Ela se preocupa também com a dinâmica dos episódios, pautados em um antes e depois envolvendo o quanto o paciente pesa a cada consulta. “Remete muito à dinâmica quase religiosa do penitente e do salvador, a jornada do herói. Existe uma pessoa que está arrependida, que quer mudar, e um especialista que promete salvá-la, promete a redenção.”
“Esse tipo de dinâmica é muito sedutora para a população, e está um pouco relacionada com a expectativa das pessoas de passar por um período de transformação, depois de anos de sofrimento, e terem a redenção. Mas a vida real não é assim”, avalia.
“O foco apenas no peso, os quilos mortais, empobrece a percepção da doença e fomenta uma abordagem centrada nos quilos, e não na pessoa”, concorda Geloneze.
Desire também se mostrou apreensiva com a apresentação de dietas de poucas calorias, sem um devido alerta.
“Acha complicado no programa colocarem os objetivos de perda de peso para entrar na cirurgia e contextualizarem de modo superficial a situação. Falam de dietas de 1.000 ou 800 calorias como se fossem coisas simples de serem conseguidas. Falta uma observação de que para população em geral esse tipo de conduta não é indicado”, fala Desire.
As estrelas do programa são o paciente e o cirurgião. Outros profissionais da equipe multidisciplinar também aparecem, mas com menos tempo de tela. Os especialistas ouvidos pelo Estadão destacam que seria preciso que essas aparições fossem melhor balanceadas.
“O cirurgião é importante, mas é apenas uma das peças do tratamento. Na minha opinião, deveria ser dado um maior enfoque para o psiquiatra, o psicólogo e o nutricionista, pois é o acompanhamento desses profissionais depois da cirurgia que garante a manutenção do resultado”, diz Desire.

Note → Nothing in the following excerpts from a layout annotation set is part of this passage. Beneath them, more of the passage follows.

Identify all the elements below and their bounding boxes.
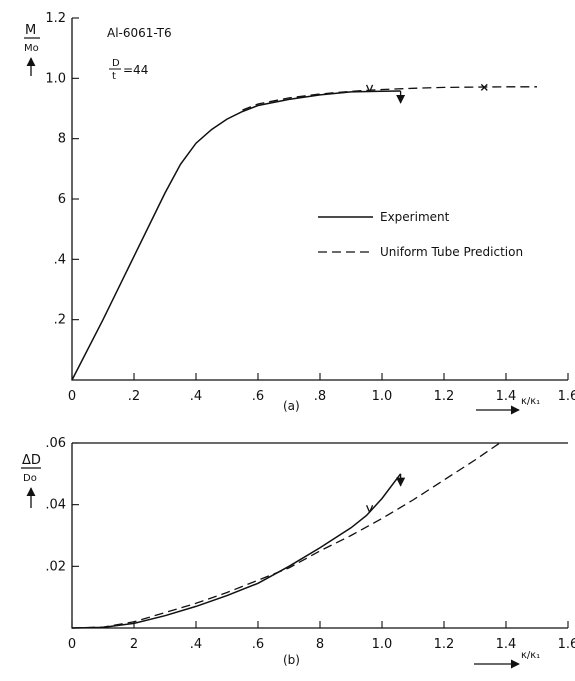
panel-label-a: (a)	[283, 399, 300, 413]
material-label: Al-6061-T6	[107, 26, 172, 40]
y-tick-label: 6	[58, 192, 66, 207]
ylabel-a-numerator: M	[25, 23, 36, 38]
y-tick-label: .06	[45, 436, 66, 451]
x-tick-label: 1.6	[558, 637, 575, 652]
y-tick-label: .04	[45, 498, 66, 513]
x-tick-label: 1.4	[496, 637, 517, 652]
panel-label-b: (b)	[283, 653, 300, 667]
x-tick-label: 1.2	[434, 637, 455, 652]
x-tick-label: .2	[128, 389, 140, 404]
x-tick-label: .4	[190, 637, 202, 652]
y-tick-label: .02	[45, 559, 66, 574]
series-line-uniform-tube-prediction	[71, 442, 501, 629]
x-tick-label: 1.6	[558, 389, 575, 404]
x-tick-label: .8	[314, 389, 326, 404]
x-tick-label: 0	[68, 389, 76, 404]
x-tick-label: 8	[316, 637, 324, 652]
onset-tick-marker	[369, 84, 374, 93]
x-tick-label: 1.2	[434, 389, 455, 404]
x-tick-label: 0	[68, 637, 76, 652]
x-tick-label: 1.0	[372, 389, 393, 404]
xlabel-b: κ/κ₁	[521, 650, 540, 661]
x-tick-label: .6	[252, 389, 264, 404]
ratio-value: =44	[123, 63, 148, 77]
x-tick-label: 1.4	[496, 389, 517, 404]
x-marker	[480, 83, 488, 91]
xlabel-a: κ/κ₁	[521, 396, 540, 407]
ratio-numerator: D	[112, 58, 120, 69]
axes-frame-b	[71, 442, 568, 629]
ylabel-b-numerator: ΔD	[22, 453, 41, 468]
y-tick-label: .2	[54, 313, 66, 328]
ratio-denominator: t	[112, 71, 116, 82]
legend-label-experiment: Experiment	[380, 210, 450, 224]
x-tick-label: 1.0	[372, 637, 393, 652]
ylabel-b-denominator: Do	[23, 473, 37, 484]
y-tick-label: 1.0	[45, 71, 66, 86]
legend-label-prediction: Uniform Tube Prediction	[380, 245, 523, 259]
legend: Experiment Uniform Tube Prediction	[318, 210, 523, 259]
onset-tick-marker	[366, 505, 371, 513]
x-tick-label: .4	[190, 389, 202, 404]
onset-tick-marker	[366, 84, 371, 93]
series-line-uniform-tube-prediction	[242, 86, 537, 111]
x-tick-label: .6	[252, 637, 264, 652]
ylabel-a-denominator: Mo	[24, 43, 39, 54]
x-tick-label: 2	[130, 637, 138, 652]
series-line-experiment	[71, 473, 402, 629]
y-tick-label: 8	[58, 132, 66, 147]
y-tick-label: 1.2	[45, 11, 66, 26]
onset-tick-marker	[369, 505, 374, 513]
panel-b: 0 2.4.6 8 1.0 1.2 1.4 1.6 .02.04.06 ΔD Do (b) …	[21, 436, 575, 669]
series-line-experiment	[71, 90, 401, 381]
y-tick-label: .4	[54, 252, 66, 267]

“O profissional mais preparado em sua formação para dar o diagnóstico de uma doença genética específica não é o cirurgião. Da mesma forma, conduzir o manejo perioperatório [que vai do pré ao pós-operatório] das comorbidades metabólicas, mecânicas e psiquiátricas não pode ser atribuído ao cirurgião. Precisamos entender que alguns pacientes poderão desistir de serem operados e estariam sem destino se a abordagem fosse predominante ou exclusivamente focada no cirurgião e na cirurgia”, complementa Geloneze.
Sensacionalismo?
Raphael Liberatore, professor da Faculdade de Medicina de Ribeirão Preto da USP e membro do Departamento de Endocrinologia Pediátrica da Sociedade Brasileira de Pediatria (SBP), avalia que, por recorrerem a casos extremos, programas como esse podem estigmatizar ainda mais a obesidade. “É aquela história do paciente muito obeso, que não consegue andar, que sente falta de ar, que precisa ser transportado para o consultório ou para o hospital.”
Geloneze pensa de forma parecida. “Aparentemente tratam os casos extremos em termos de peso como aberrações a serem corrigidas. A questão de saúde pública ou saúde coletiva não é abordada.”
Um dos grandes desafios, na opinião dele, é um programa como esse conseguir retratar a pessoa com obesidade como uma pessoa normal. “Produções que foquem na imagem do corpo obeso devem ser, antes de tudo, respeitosas. Imagens dos supostos hábitos inadequados, comendo algum alimento muito calórico, comendo de forma aparentemente voraz, são inadequadas, pois reforçam o conceito equivocado de que haveria uma especial falta de força de vontade, um desleixo consigo.”
Valezi discorda. “Algumas pessoas veem como sensacionalismo, mas temos que considerar que eles estão mostrando pacientes que realmente existem e que não deveriam ter chegado nessa condição. Temos que fazer é uma reflexão do porquê isso ocorreu. Seguramente, esses pacientes não foram acolhidos (adequadamente) no passado.”
“Esses casos existem. Talvez não tenhamos conhecimento porque essas pessoas nem saem de casa”, reforça.